TSMC is a leading semiconductor company, but it operates as a foundry, meaning it makes chips for other companies. It has manufactured chips for Apple, AmazonAdvanced Micro Devices, Nvidia, and others. 

There's a lot impacting the consensus opinion of where TSMC stock goes from here, especially with mounting risks on the geopolitical scene and weak demand in the chip industry. Let's review three things about this superstar performer that smart investors know.

1. Taiwan's dominance in chips is a double-edged sword

One of the reasons investors love TSMC is the company's expertise in making the most advanced chips in the world. No one holds a candle to its capabilities. This is why TSMC generates a high profit margin of 42% -- well above the average 9% across all industries.   

There are five foundries that control at least 5% of the global foundry market. Two of the top five are based in Taiwan, and TSMC alone had a market share of 55% in 2022, according to IDC. The second largest is Samsung Foundry, with a market share of 16%.

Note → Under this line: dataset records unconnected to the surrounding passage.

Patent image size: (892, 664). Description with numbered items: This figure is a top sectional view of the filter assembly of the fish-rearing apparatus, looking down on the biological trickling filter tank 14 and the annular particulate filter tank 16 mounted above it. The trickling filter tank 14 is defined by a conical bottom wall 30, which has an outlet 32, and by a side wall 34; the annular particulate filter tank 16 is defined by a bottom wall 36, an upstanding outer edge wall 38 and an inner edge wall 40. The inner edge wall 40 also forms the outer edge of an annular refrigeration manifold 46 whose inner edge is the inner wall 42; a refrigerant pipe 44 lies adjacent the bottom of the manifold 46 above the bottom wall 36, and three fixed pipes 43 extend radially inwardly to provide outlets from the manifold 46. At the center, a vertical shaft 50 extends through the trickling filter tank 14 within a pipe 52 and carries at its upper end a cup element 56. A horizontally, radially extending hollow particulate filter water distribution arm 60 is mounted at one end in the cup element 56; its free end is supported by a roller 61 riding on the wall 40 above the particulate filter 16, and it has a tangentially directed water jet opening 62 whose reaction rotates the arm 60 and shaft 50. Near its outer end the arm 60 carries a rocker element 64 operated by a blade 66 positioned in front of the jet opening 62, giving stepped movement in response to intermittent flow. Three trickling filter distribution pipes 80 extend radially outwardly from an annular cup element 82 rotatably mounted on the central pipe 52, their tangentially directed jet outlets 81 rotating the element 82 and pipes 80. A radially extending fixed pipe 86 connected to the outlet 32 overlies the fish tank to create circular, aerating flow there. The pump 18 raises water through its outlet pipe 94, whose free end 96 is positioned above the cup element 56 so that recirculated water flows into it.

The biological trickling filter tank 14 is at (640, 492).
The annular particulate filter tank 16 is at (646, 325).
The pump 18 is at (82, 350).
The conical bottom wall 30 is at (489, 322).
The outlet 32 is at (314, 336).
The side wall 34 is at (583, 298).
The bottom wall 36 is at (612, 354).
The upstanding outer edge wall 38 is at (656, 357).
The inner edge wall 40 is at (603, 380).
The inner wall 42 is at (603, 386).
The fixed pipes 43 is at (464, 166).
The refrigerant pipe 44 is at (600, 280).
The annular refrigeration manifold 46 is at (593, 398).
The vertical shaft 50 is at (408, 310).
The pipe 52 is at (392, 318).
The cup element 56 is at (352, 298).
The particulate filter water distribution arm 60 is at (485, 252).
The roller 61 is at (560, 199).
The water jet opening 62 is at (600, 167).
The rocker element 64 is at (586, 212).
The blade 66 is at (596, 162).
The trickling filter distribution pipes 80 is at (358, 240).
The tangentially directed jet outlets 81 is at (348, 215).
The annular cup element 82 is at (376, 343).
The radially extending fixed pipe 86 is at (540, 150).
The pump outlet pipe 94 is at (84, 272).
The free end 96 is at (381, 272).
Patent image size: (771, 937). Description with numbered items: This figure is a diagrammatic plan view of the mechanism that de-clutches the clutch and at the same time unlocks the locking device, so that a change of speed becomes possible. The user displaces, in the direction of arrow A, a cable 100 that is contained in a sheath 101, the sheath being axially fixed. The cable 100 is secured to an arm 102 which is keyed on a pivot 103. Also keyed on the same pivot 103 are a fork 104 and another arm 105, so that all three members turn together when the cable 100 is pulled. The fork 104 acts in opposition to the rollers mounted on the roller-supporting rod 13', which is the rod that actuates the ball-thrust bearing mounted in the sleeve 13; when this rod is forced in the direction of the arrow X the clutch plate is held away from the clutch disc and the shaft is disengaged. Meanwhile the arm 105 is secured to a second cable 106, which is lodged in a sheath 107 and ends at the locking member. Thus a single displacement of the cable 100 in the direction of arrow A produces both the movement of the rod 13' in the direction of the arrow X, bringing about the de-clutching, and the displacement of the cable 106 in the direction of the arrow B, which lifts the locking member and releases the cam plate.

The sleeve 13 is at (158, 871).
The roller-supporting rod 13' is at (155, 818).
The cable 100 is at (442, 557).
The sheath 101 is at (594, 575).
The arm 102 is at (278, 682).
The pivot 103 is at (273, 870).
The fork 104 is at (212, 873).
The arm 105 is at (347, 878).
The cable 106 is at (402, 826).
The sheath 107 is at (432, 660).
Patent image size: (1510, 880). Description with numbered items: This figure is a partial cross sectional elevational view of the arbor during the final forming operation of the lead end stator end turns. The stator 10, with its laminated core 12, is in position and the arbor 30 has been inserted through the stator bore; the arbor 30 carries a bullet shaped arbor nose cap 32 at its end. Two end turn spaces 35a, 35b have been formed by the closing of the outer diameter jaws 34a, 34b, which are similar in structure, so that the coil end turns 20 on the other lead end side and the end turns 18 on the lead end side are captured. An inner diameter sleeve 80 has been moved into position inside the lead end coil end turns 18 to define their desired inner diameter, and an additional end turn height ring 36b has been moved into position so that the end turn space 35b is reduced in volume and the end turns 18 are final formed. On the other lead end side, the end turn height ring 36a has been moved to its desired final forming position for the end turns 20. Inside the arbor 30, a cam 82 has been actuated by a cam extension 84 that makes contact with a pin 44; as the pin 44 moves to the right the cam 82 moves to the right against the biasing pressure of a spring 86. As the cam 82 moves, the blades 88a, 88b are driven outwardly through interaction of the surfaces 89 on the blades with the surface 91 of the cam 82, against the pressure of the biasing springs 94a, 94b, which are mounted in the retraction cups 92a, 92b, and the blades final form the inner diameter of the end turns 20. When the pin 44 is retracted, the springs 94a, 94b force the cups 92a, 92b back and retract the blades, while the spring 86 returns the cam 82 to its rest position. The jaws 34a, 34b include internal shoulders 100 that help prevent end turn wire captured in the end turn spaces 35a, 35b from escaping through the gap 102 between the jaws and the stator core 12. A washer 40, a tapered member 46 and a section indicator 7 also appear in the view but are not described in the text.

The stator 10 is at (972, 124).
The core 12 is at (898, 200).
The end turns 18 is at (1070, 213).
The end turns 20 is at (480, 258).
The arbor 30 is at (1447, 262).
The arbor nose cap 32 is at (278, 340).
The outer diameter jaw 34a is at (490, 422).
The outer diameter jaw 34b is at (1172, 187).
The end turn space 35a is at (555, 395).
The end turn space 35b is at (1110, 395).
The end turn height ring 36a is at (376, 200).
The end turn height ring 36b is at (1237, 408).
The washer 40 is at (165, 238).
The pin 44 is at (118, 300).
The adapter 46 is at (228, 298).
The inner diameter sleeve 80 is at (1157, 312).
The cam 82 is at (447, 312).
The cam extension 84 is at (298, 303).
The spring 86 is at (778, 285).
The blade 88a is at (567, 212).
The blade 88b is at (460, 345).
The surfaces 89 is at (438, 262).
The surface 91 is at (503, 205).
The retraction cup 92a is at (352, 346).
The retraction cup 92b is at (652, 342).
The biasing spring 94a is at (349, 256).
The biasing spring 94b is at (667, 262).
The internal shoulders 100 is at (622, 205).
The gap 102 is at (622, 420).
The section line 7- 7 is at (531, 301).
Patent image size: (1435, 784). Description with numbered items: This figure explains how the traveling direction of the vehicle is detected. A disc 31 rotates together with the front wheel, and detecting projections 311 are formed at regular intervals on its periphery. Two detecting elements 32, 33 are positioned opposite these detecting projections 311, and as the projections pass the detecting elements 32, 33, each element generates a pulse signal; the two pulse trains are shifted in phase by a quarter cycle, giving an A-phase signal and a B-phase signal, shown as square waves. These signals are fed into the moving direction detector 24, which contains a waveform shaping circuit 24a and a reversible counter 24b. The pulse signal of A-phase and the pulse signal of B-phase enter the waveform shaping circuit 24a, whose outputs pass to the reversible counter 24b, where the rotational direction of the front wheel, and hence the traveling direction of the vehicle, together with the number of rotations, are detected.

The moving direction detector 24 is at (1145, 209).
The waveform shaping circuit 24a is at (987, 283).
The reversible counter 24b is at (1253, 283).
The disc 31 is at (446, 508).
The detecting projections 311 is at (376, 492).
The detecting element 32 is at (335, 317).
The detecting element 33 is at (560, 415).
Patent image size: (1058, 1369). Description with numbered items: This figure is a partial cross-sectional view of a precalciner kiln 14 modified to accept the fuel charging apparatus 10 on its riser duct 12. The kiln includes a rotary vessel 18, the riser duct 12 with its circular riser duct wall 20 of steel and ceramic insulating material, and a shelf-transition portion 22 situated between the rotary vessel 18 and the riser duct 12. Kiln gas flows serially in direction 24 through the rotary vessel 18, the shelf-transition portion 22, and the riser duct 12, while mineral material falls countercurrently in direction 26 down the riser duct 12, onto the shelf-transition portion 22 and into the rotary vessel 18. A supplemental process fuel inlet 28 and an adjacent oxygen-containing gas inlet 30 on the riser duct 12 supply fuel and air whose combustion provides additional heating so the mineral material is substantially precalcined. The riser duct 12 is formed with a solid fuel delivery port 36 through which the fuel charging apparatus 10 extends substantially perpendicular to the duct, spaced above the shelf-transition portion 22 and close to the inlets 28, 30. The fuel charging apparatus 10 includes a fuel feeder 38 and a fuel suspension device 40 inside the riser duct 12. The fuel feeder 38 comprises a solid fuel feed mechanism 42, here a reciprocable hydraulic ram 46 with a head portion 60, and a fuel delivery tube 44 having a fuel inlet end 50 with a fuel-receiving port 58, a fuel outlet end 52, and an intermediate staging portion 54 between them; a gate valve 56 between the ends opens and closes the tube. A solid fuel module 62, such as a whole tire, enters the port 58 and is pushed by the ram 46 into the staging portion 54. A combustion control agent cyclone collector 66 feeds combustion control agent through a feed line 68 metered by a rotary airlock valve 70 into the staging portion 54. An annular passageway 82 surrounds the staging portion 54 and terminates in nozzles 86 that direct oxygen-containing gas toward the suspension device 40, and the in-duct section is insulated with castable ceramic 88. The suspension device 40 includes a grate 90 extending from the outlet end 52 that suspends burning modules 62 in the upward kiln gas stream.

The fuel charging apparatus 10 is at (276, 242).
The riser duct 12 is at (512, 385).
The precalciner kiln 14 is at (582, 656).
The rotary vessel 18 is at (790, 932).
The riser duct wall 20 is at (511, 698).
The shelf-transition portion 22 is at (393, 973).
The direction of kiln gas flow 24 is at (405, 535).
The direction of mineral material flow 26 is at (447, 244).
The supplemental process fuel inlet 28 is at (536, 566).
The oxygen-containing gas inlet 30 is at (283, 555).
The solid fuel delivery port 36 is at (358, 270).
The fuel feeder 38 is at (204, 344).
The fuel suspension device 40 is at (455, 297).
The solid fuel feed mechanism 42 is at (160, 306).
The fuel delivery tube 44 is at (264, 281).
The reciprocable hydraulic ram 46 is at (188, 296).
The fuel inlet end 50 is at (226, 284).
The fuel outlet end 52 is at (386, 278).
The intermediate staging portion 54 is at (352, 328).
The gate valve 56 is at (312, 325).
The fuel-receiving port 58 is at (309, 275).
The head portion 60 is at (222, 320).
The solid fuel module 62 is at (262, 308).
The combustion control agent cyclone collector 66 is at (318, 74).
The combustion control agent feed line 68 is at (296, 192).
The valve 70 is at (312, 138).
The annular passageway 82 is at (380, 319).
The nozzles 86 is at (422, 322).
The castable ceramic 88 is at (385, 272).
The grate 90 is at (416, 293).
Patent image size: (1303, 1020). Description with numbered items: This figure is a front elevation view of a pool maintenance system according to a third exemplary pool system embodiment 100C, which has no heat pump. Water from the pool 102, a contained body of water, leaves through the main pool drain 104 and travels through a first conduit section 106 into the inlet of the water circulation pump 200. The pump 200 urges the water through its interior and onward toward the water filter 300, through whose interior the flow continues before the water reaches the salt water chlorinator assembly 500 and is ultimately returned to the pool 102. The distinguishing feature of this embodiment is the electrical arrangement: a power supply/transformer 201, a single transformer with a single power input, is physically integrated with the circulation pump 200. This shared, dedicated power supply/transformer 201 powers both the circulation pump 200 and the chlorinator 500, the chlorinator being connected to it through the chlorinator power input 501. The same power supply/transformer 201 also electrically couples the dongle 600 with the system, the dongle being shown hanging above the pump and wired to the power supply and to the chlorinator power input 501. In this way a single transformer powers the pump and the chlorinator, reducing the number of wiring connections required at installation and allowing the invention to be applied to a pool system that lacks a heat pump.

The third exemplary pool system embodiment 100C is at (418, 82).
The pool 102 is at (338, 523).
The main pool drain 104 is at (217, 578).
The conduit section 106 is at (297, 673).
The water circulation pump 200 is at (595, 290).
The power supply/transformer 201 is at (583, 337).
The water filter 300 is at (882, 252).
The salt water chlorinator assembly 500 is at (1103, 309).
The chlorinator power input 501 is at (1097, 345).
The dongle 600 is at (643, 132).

However, Taiwan's dominance in semiconductors is a double-edged sword. U.S. export controls have limited China's access to advanced logic chips, and investors are concerned this raises the risk of a potential invasion of Taiwan by China, whose leaders view the island as Chinese territory.

Still, this outcome would hurt all stocks and the global economy, not just TSMC. In that context, TSMC appears undervalued. The stock trades at a price-to-earnings ratio of 14.4, which is at the low end of the stock's previous 20-year trading range. It's a bargain for a company that has a long history of double-digit revenue and earnings growth every year. 

TSM PE Ratio Chart

TSMC PE Ratio data by YCharts

2. The weak chip demand could linger into 2024

TSMC entered 2023 on a high note. Revenue grew 29% last year, but weak sales of smartphones, Internet of Things, and high-performance computing chips hit TSMC hard. In the second quarter, TSMC reported a revenue decline of 10%, with earnings per share down 23% year over year. 

Management noted that customers are still selling through excess chip supply, which is impacting demand for new chips from TSMC. While a surge in artificial inteligence (AI) chip demand is helping, it hasn't been enough to overcome the softness throughout the semiconductor industry.

TSM Revenue (Quarterly) Chart

TSM Revenue (Quarterly) data by YCharts

The bad news is that some retailers have reported softening consumer demand. If the economy were to sink into a recession, it could prolong the recovery in smartphones, which make up a third of TSMC's business.  

TSMC recently reported that revenue for September fell another 13.4% year over year, following a 13.5% drop in August. The stock has fallen 13.8% over the last three months. 

Again, this is another risk that appears to be priced in. TSMC shares were trading up about 1% the morning of the September sales report. Despite the slowdown in chip demand, TSMC stock is up 19% year to date.

TSM Chart

TSM data by YCharts

3. TSMC's long-term upside is worth the risks

TSMC faces near-term risks, but the stock could deliver excellent returns to investors. Management expects a steep production increase of its 3-nanometer chips in the fourth quarter, as it should be a big quarter for the iPhone 15 Pro, which uses TSMC's 3 nm processors. This production ramp-up will pressure near-term profits but will pay off over the long term. TSMC expects to deliver annualized revenue growth of between 15% and 20%, while rising margins should allow earnings to grow even faster.

The consensus Wall Street estimate has TSMC reaching earnings per share of $8.07 in 2025 with $100 billion in revenue. Applying an average P/E of 20 to future earnings prices the stock at $161, or a potential return of 83%.

Investors should keep the stock properly sized in their portfolio given the risks, but the upside is worth it. The world will always be inventing new products that require more computing power. That's a surefire opportunity that will fuel growing demand for TSMC's leading-edge chips and create market-beating returns for shareholders.